Security testing closes the backdoor

A new entrant to the UK security testing market has launched an internet-based application testing service it says is the first to test for backdoor vulnerabilities.

US venture capital-backed, on-demand application security testing provider Veracode today launched its SecureReview service first unveiled at the RSA security conference last year, using patented static binary analysis technology.

Veracode said its service has also been updated to help tackle the vulnerabilities that backdoors can introduce to an application. Often built in to programmes by developers, backdoors are increasingly being exploited by hackers for malicious purposes.

John Pescatore, vice president and security and privacy analyst for Gartner told IT PRO that backdoors are often written for ease of access to code and bugs in the development process. "But the intention to remove them before the software goes into production can get overlooked," he said.

He added that developers can also write backdoors for malicious purposes: "With the increase in outsourcing software development offshore, there is a worry developers in these countries could be persuaded to write in backdoors for money."

Following research into the risks backdoors pose to organisations, the vendor found that the average time it took to discover a backdoor inserted in open source software was measured in weeks, while they could remain undetected in commercial software for years, putting company and individuals' personal data at risk.

As a result, it said it had added new scanning capabilities and a taxonomy of backdoors to SecurityReview to provide better detection of special credential and hidden functionality backdoors, as well as root kits and unintended developer-introduced features that pose security risks.

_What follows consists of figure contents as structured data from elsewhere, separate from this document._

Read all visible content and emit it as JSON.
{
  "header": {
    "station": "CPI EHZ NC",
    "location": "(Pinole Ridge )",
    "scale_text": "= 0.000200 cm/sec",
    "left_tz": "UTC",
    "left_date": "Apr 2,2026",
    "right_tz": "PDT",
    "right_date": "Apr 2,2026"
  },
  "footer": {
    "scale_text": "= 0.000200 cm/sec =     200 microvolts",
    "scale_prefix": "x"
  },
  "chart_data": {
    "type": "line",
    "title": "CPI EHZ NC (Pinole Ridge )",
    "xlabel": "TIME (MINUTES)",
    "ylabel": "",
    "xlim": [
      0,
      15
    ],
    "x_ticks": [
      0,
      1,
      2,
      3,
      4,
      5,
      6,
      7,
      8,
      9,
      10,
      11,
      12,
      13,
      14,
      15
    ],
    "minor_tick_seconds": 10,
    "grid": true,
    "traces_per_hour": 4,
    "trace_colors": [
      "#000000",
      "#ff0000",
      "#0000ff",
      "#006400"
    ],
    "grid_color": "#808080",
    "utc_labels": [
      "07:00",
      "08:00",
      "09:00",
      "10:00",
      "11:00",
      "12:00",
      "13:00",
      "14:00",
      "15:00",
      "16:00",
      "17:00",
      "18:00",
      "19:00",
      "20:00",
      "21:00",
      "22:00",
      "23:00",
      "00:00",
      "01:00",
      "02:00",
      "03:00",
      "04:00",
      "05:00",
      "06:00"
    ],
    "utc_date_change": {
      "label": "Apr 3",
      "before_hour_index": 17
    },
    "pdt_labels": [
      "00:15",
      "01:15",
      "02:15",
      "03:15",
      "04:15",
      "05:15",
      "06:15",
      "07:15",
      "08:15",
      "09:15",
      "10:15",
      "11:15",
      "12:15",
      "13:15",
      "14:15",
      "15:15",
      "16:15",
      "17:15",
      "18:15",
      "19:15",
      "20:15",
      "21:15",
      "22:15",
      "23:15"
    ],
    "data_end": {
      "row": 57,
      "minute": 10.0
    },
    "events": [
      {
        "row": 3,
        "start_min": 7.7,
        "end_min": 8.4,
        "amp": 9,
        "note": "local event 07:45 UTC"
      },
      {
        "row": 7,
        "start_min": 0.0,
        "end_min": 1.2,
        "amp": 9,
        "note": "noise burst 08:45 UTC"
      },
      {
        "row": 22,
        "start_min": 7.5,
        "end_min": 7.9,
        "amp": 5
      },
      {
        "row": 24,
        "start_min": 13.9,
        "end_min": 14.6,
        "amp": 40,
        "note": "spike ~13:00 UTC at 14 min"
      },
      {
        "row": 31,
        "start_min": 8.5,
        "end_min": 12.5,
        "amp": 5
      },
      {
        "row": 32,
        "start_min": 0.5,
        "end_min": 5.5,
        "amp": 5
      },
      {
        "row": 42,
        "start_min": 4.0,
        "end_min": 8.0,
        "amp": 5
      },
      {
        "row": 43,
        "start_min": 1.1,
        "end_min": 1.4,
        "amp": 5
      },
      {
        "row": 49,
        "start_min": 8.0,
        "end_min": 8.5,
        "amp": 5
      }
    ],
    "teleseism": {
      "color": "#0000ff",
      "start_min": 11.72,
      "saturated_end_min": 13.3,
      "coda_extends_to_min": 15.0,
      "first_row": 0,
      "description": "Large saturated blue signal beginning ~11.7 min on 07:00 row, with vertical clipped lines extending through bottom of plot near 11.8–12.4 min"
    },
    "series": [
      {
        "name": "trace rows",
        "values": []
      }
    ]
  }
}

"Although other application vulnerability testing providers can trace vulnerabilities through source code, Veracode does have the unique ability to test the binary code if the source code is not available," said Pescatore.

"Gartner has been urging IT organisations for some time now to test software before they pay for it or put it into production," he added. "But that's set to become more important with the introduction of the PCI DSS [payment card industry data security standard] requirement to test all transactional applications. So a service-based offering might be particularly attractive to smaller merchants and IT organisations without the skills of personnel to carry out this kind of testing in-house."